# Stimuli and session template setup example notebook
This notebook provides a minimal example on how to set up the stimuli and upload the sequence of trials to the database.

In [1]:
from upload_to_s3 import upload_stim_to_s3, get_filepaths
from experiment_config import experiment_setup
import pandas as pd
import os
import glob

Set the names for the experiment and the iteration.

In [2]:
PROJECT = "sketch_rgb"
DATASET = "sketchy"
ITERATION = "test1"
EXPERIMENT = "test_split"
print(EXPERIMENT)

test_split


## Provide metadata and locations of the stimuli files
for a simple data directory with all to-be-uploaded files in one directory,  data_path is in the form /path/to/your/data
    
For a multi-level directory structure, you will need to use glob ** notation in data_path to index all the relevant files. something like:
- `/path/to/your/files/**/*` (this finds all the files in your directory structure)
- `/path/to/your/files/**/another_dir/*` (this finds all the files contained in all sub-directories named `another_dir`)
- `/path/to/your/files/**/another_dir/*png` (this finds all the pngs contained in all sub-directories named `another_dir`)

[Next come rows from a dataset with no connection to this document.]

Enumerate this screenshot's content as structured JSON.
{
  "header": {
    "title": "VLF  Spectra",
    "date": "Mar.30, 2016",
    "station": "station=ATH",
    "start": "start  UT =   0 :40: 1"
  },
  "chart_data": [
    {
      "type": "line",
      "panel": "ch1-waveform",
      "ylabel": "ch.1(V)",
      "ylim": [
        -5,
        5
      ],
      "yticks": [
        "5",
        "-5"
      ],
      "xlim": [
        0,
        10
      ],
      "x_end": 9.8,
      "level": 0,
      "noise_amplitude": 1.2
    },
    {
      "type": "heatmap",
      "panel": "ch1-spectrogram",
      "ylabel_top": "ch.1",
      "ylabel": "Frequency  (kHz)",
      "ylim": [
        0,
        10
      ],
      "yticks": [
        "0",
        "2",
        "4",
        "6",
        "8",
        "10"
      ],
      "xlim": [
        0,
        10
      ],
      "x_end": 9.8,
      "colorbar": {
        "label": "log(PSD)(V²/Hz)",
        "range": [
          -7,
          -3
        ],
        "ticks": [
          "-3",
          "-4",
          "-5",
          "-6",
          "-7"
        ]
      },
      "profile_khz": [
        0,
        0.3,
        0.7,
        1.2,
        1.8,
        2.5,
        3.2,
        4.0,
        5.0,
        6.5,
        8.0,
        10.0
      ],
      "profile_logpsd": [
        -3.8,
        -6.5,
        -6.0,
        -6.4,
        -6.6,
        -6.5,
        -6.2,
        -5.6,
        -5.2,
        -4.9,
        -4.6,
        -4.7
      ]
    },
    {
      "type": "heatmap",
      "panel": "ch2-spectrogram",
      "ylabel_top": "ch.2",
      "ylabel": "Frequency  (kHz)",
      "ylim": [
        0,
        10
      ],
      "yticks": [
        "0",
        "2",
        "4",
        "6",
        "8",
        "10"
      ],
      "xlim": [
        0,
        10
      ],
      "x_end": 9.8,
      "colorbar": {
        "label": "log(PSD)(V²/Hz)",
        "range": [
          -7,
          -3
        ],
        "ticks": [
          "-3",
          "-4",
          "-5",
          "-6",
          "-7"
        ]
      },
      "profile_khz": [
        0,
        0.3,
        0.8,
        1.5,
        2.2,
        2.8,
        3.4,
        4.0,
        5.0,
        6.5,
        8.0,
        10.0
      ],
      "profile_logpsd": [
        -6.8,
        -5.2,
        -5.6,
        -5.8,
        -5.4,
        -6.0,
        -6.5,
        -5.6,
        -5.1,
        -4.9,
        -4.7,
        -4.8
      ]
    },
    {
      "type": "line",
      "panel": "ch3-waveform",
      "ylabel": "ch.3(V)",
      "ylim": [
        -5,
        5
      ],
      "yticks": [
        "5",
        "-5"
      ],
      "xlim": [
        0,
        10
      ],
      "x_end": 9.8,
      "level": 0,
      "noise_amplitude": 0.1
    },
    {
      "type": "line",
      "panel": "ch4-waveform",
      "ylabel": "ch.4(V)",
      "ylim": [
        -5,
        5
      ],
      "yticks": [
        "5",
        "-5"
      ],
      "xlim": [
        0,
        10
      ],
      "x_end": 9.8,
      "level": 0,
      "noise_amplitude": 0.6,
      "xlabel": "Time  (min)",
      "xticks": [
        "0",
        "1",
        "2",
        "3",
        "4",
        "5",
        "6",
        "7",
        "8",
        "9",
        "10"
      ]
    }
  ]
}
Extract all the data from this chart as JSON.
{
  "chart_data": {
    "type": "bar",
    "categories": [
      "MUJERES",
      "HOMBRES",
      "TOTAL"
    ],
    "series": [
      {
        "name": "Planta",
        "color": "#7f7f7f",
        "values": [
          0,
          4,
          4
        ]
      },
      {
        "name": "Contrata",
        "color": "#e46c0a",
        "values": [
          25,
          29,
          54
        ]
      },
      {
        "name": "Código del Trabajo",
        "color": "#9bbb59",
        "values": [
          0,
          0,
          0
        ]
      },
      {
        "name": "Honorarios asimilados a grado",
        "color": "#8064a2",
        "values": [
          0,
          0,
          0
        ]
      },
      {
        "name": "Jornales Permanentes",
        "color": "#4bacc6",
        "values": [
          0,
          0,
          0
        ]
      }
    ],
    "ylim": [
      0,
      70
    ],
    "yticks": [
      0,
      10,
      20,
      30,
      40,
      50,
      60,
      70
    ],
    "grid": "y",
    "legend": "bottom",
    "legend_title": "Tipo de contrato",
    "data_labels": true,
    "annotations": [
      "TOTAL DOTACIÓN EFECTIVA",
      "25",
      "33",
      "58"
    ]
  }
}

`bucket`: string, name of bucket to write to. Also specifies the name of the experiment in the input database.\
`pth_to_s3_credentials`: string, path to AWS credentials file\
`data_root`: string, root path for data to upload\
`data_path`: string, path in data_root to be included in upload\
`multilevel`: True for multilevel directory structures, False if all data is stored in one directory
`fam_trial_ids`: list of strings, stim_id for familiarization stimuli\
`batch_set_size`: int, # of stimuli to be included in each batch. should be a multiple of overall stimulus set size

The example data used in this example is taken from [Physion](https://github.com/cogtoolslab/physics-benchmarking-neurips2021). Download [Physion_Dominoes](https://physics-benchmarking-neurips2021-dataset.s3.amazonaws.com/Physion_Dominoes.zip) (25 MB), extract it and copy the folder into the `stimuli/` subfolder of the repository.

In [3]:
keypoint_meta = pd.read_csv("./sketchy_test_keypoint_meta.csv", index_col=0)

In [4]:
bucket = (PROJECT + "_" + DATASET).replace("_","-").lower() # bucket name on AWS S3 where stimuli where be stored. `_` is not allowed in bucket names
pth_to_s3_credentials = "../../.aws/credentials.json" # local path to your aws credentials in JSON format. Pass None to use shared credentials file
data_root = '/mnt/pentagon/xul076/' 

For reproducibility, fix the random seed

In [5]:
import numpy as np
np.random.seed(42)

## Upload stimuli to S3
We need to store the stimuli files in S3. This assumes that a bucket has already been created and the appropriate permissions have been set (the files need to be publicly available, as they are embedded by the web experiment.) 

Make sure that you have the appropriate credentials to upload to S3. 

Running this section will upload your stimuli files to the specified S3 bucket.

Consider logging into the AWS console to make sure that the right files have been uploaded.

In [6]:
photo_paths = list(set(list(keypoint_meta["photo_path"])))
sketch_paths = list(set(list(keypoint_meta["sketch_path"])))
photo_paths = [os.path.join(data_root, x) for x in photo_paths]
sketch_paths = [os.path.join(data_root, x) for x in sketch_paths]
filepaths = photo_paths + sketch_paths
print(len(photo_paths), len(sketch_paths), len(filepaths), filepaths[:5])

1250 6250 7500 ['/mnt/pentagon/xul076/sketchy/rendered_256x256/256x256/photo/tx_000100000000/starfish/n02317335_2966.jpg', '/mnt/pentagon/xul076/sketchy/rendered_256x256/256x256/photo/tx_000100000000/kangaroo/n01877134_9443.jpg', '/mnt/pentagon/xul076/sketchy/rendered_256x256/256x256/photo/tx_000100000000/flower/n11939491_43188.jpg', '/mnt/pentagon/xul076/sketchy/rendered_256x256/256x256/photo/tx_000100000000/bee/n02206856_8187.jpg', '/mnt/pentagon/xul076/sketchy/rendered_256x256/256x256/photo/tx_000100000000/seal/n02077923_2092.jpg']


In [7]:
# upload dataset to aws s3
upload_stim_to_s3(bucket, 
                  pth_to_s3_credentials, 
                  filepaths,
                  s3_keep_path_block=4,
                  overwrite=False)

Bucket exists. Skipping creation.


100%|███████████████████████| 7500/7500 [10:59<00:00, 11.36it/s]

Done





In [5]:
# upload dataset to aws s3
upload_stim_to_s3(bucket, 
                  pth_to_s3_credentials, 
                  glob.glob("/mnt/pentagon/xul076/sketchy/familiar/*"),
                  s3_keep_path_block=4,
                  overwrite=False)

Bucket exists. Skipping creation.


100%|████████████████████████████████| 16/16 [00:06<00:00,  2.64it/s]

Done